Digital Fibonacci

If we start writing down the last digits of the Fibonacci num- bers, we notice that they repeat in cycles of length sixty. Since $123456789 = 60(2057613) + 9$ , the last digit of the $123456789$ th Fibonacci number is the last digit of the 9th Fibonacci number, or $4$ .
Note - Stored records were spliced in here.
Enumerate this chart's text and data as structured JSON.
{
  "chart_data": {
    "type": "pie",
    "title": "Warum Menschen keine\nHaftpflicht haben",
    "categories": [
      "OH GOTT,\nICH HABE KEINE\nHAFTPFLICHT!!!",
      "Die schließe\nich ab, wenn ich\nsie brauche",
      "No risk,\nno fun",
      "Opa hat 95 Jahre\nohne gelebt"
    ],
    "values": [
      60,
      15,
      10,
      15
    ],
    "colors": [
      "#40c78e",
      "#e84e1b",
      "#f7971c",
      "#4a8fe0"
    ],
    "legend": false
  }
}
Writing down the first $10$ fibonacci numbers we get $1,1,2,3,0,3,3,1,4,0...\mod 5$ . The next two numbers would be $4$ and then $4$ again which we can write as or $-1,-1\mod5$ which would lead to the repetition of the above sequence but negative, and the next ten digits would be the negative of those digits, or just the original $10$ digits, so the fibonacci sequence, $\mod5$ , repeats every $20$ numbers,

$123456789\equiv9 \mod 20$

So $F_{123456789}\equiv F_{9}\equiv4 \mod5$

The fibonacci sequence is $1,1,0,1,1,0,...\mod2$ repeating every $3$ ,

since $123456789\equiv0\equiv3 \mod 3$

we have $F_{123456789}\equiv F_{3}\equiv0 \mod 2$

Knowing $F_{123456789}\equiv4 \mod 5$ and $F_{123456789}\equiv0 \mod 2$ ,

the CRT gives $F_{123456789}\equiv\boxed{4}\mod 10$

We can just observe the patterns through the list of fibonacci numbers. As the unit digit 0 appears in cycles of 15. Also if we divide 123456789 by 15 we get a remainder of 9. Then we can observe the patterns of the digits of Fibonacci numbers that are in a cycle of like 9,15+9,15+9+9,........(in fibonacci numbers).Then we can get a pattern of like 8,1,9,4,8,6,2,4,8,6,2,4.........(as the pattern of 8,6,2,4 continues).Thus we divide 12345679 by 60 and then we can observe the remainder which is 9 and thus we put the digit of the 9th fibonacci number.